Comment on Q4 earnings

·         I haven’t spoken to the company yet (later this week I have a slot) and the CMD is this week too so this will only be a short comment – will give some fuller observations after those two things.

·         Their mid-term guidance changes (upgrades in DBP, downgrade in margin, new 2023 revenue guidance) are not something I am prepared to underwrite at this stage so I haven’t materially moved my mid-term numbers – my base case 2020 EBIT is down 7% or so, 2021 down 2% post earnings as I was already underwriting some incremental discretionary investment once growth showed up. The stock is down around 7% since my application write-up.

·         The profit reset was more aggressive even than I expected due to new discretionary investment of EUR40-50mln announced, primarily into the salesforce.

·         Shortfall in IoT is obviously not helpful but not something I particularly care about at this stage. I had them missing this anyway.

·         There still isn’t a lot of detail given on most points but I have a couple of underlying thoughts on revenue outlook

o   They say subscriptions hits margins by 350bps in 2020 but overall product revenue is guided flat.

o   They upgraded DBP growth target to 15+% from 10+%. This is making a tough hurdle for them to cross, and the 2023 year that is the end of the general mid-term goals is also when management contracts end – they are giving themselves a lot of work to do.

o   They are selling a EUR40mln consultancy business in Spain and also guided to more than EUR1bln in total revenue in 2023 – again setting a high hurdle for themselves in terms of adding product revenue. A&N will only contribute a minimal amount – more likely a detractor - so the rest must come from DBP. My bull case has EUR1.02bln in revenue in 2023 (have not changed bull case except to take away the divested Spanish business).

o   Making some very broad assumptions on mix/tenure/normalisation here – this is pure conjecture really. Across 2019 over 50% of DBP bookings were in subscription/ SaaS – we know it was 63% in Q3. This means that 5-10% of underlying core DBP licenses could easily have been already moved in Q4 – which would be a 300-600bps headwind to core DBP growth in Q4. 100bps headwind is equivalent to EUR600k in incremental subscription revenue in DBP based on my transition loss estimates.

o   DBP ARR grew EUR6mln QoQ, in a flat quarter for cloud and IoT. In Q3 there was also decent ARR growth.

o   Adding up all these things and my previous conversations with the company suggests that the core DBP business is actually growing nicely already, and it’s being hidden by the transition.
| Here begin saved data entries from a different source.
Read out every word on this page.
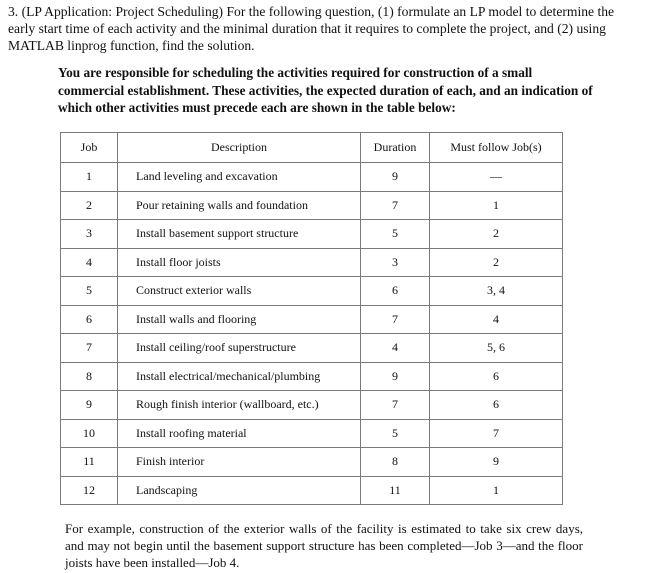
3. (LP Application: Project Scheduling) For the following question, (1) formulate an LP model to determine the early start time of each activity and the minimal duration that it requires to complete the project, and (2) using MATLAB linprog function, find the solution.
You are responsible for scheduling the activities required for construction of a small commercial establishment. These activities, the expected duration of each, and an indication of which other activities must precede each are shown in the table below:
Job	Description	Duration	Must follow Job(s)
1	Land leveling and excavation	9	—
2	Pour retaining walls and foundation	7	1
3	Install basement support structure	5	2
4	Install floor joists	3	2
5	Construct exterior walls	6	3, 4
6	Install walls and flooring	7	4
7	Install ceiling/roof superstructure	4	5, 6
8	Install electrical/mechanical/plumbing	9	6
9	Rough finish interior (wallboard, etc.)	7	6
10	Install roofing material	5	7
11	Finish interior	8	9
12	Landscaping	11	1
For example, construction of the exterior walls of the facility is estimated to take six crew days, and may not begin until the basement support structure has been completed—Job 3—and the floor joists have been installed—Job 4.
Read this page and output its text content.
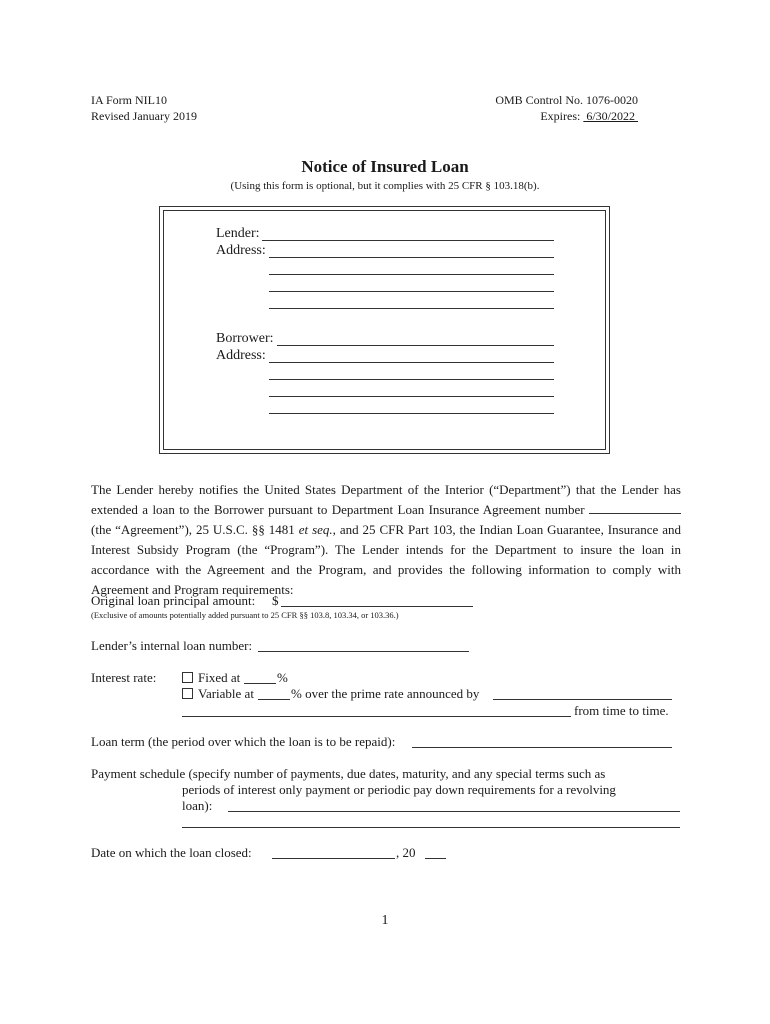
IA Form NIL10
Revised January 2019
OMB Control No. 1076-0020
Expires: 6/30/2022
Notice of Insured Loan
(Using this form is optional, but it complies with 25 CFR § 103.18(b).
Lender:
Address:
Borrower:
Address:
The Lender hereby notifies the United States Department of the Interior (“Department”) that the Lender has extended a loan to the Borrower pursuant to Department Loan Insurance Agreement number  (the “Agreement”), 25 U.S.C. §§ 1481 et seq., and 25 CFR Part 103, the Indian Loan Guarantee, Insurance and Interest Subsidy Program (the “Program”). The Lender intends for the Department to insure the loan in accordance with the Agreement and the Program, and provides the following information to comply with Agreement and Program requirements:
Original loan principal amount: $
(Exclusive of amounts potentially added pursuant to 25 CFR §§ 103.8, 103.34, or 103.36.)
Lender’s internal loan number:
Interest rate:	Fixed at	%
Variable at	% over the prime rate announced by
from time to time.
Loan term (the period over which the loan is to be repaid):
Payment schedule (specify number of payments, due dates, maturity, and any special terms such as
periods of interest only payment or periodic pay down requirements for a revolving
loan):
Date on which the loan closed:	, 20
1
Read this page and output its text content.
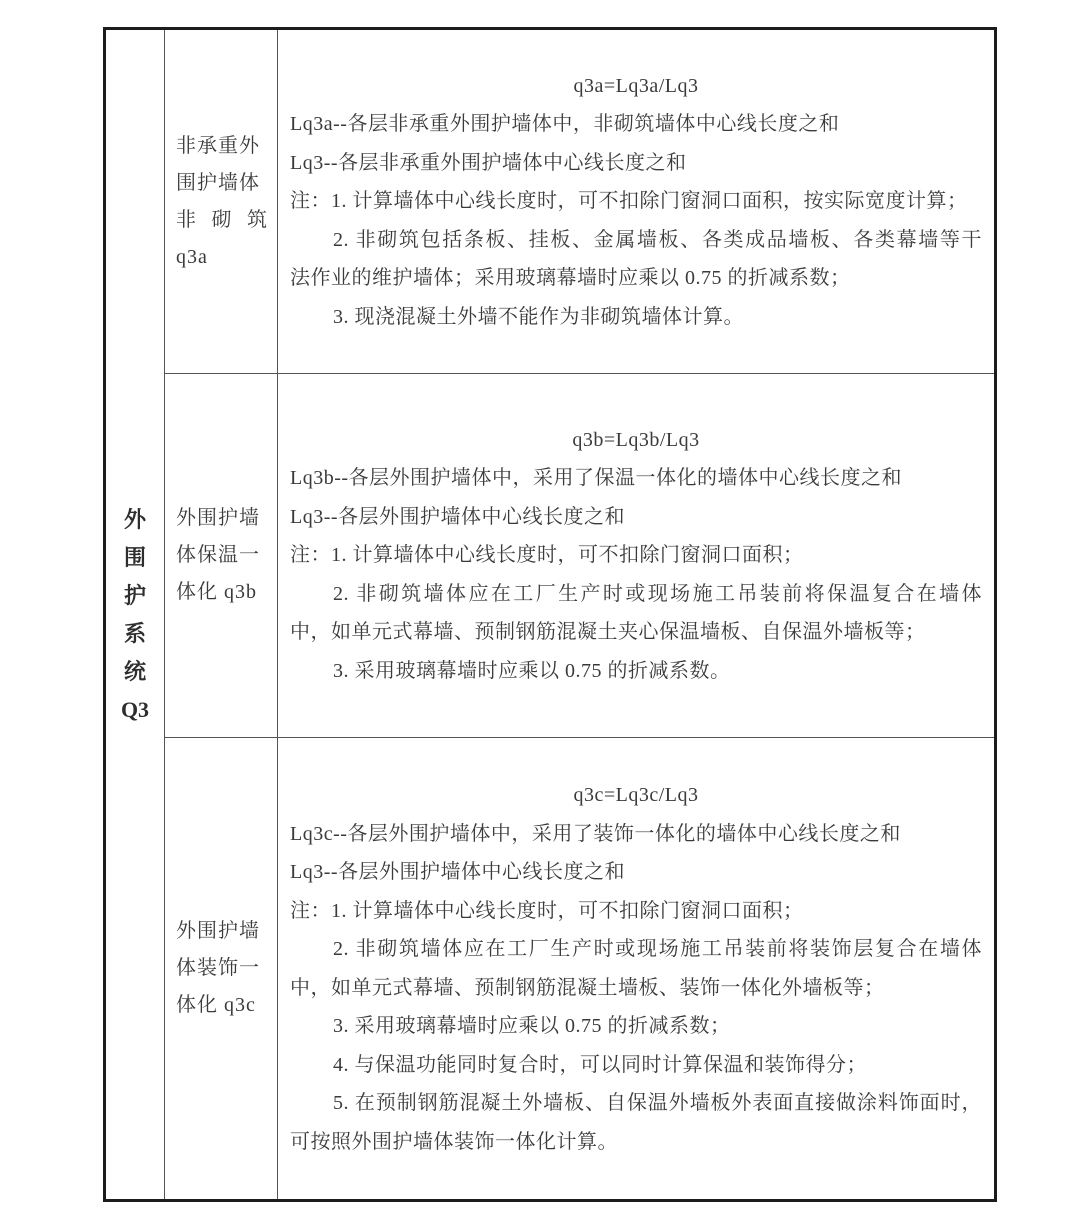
外
围
护
系
统
Q3
非承重外
围护墙体
非砌筑
q3a
q3a=Lq3a/Lq3
Lq3a--各层非承重外围护墙体中，非砌筑墙体中心线长度之和
Lq3--各层非承重外围护墙体中心线长度之和
注：1. 计算墙体中心线长度时，可不扣除门窗洞口面积，按实际宽度计算；
2. 非砌筑包括条板、挂板、金属墙板、各类成品墙板、各类幕墙等干
法作业的维护墙体；采用玻璃幕墙时应乘以 0.75 的折减系数；
3. 现浇混凝土外墙不能作为非砌筑墙体计算。
外围护墙
体保温一
体化 q3b
q3b=Lq3b/Lq3
Lq3b--各层外围护墙体中，采用了保温一体化的墙体中心线长度之和
Lq3--各层外围护墙体中心线长度之和
注：1. 计算墙体中心线长度时，可不扣除门窗洞口面积；
2. 非砌筑墙体应在工厂生产时或现场施工吊装前将保温复合在墙体
中，如单元式幕墙、预制钢筋混凝土夹心保温墙板、自保温外墙板等；
3. 采用玻璃幕墙时应乘以 0.75 的折减系数。
外围护墙
体装饰一
体化 q3c
q3c=Lq3c/Lq3
Lq3c--各层外围护墙体中，采用了装饰一体化的墙体中心线长度之和
Lq3--各层外围护墙体中心线长度之和
注：1. 计算墙体中心线长度时，可不扣除门窗洞口面积；
2. 非砌筑墙体应在工厂生产时或现场施工吊装前将装饰层复合在墙体
中，如单元式幕墙、预制钢筋混凝土墙板、装饰一体化外墙板等；
3. 采用玻璃幕墙时应乘以 0.75 的折减系数；
4. 与保温功能同时复合时，可以同时计算保温和装饰得分；
5. 在预制钢筋混凝土外墙板、自保温外墙板外表面直接做涂料饰面时，
可按照外围护墙体装饰一体化计算。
I plan to have a detailed discussion with the company over this week about this and I will come back with my thoughts on this.

·         The bookings guidance is not that clear. I would use their product revenue guidance (from the call) for 2020 as the main benchmark of performance next year. Hopefully I can get a better read on bookings this week.

 

 

I do not hold a position with the issuer such as employment, directorship, or consultancy.
I and/or others I advise hold a material investment in the issuer's securities.

Catalyst

·         Recurring revenue in DBP grows mid double digits during 2020, showing that over 50% of 2020 DBP potential license sales have chosen subscription instead. I think investors will be kind on the first year though and not expect too much.

·         Internal restructuring efforts bear fruit with better growth in core DBP from the simplified product offering and better growth in North America from the sales pipeline correction.

·         The company goes to the US by mid-2020, bringing a new set of investors with subscription experience to the table.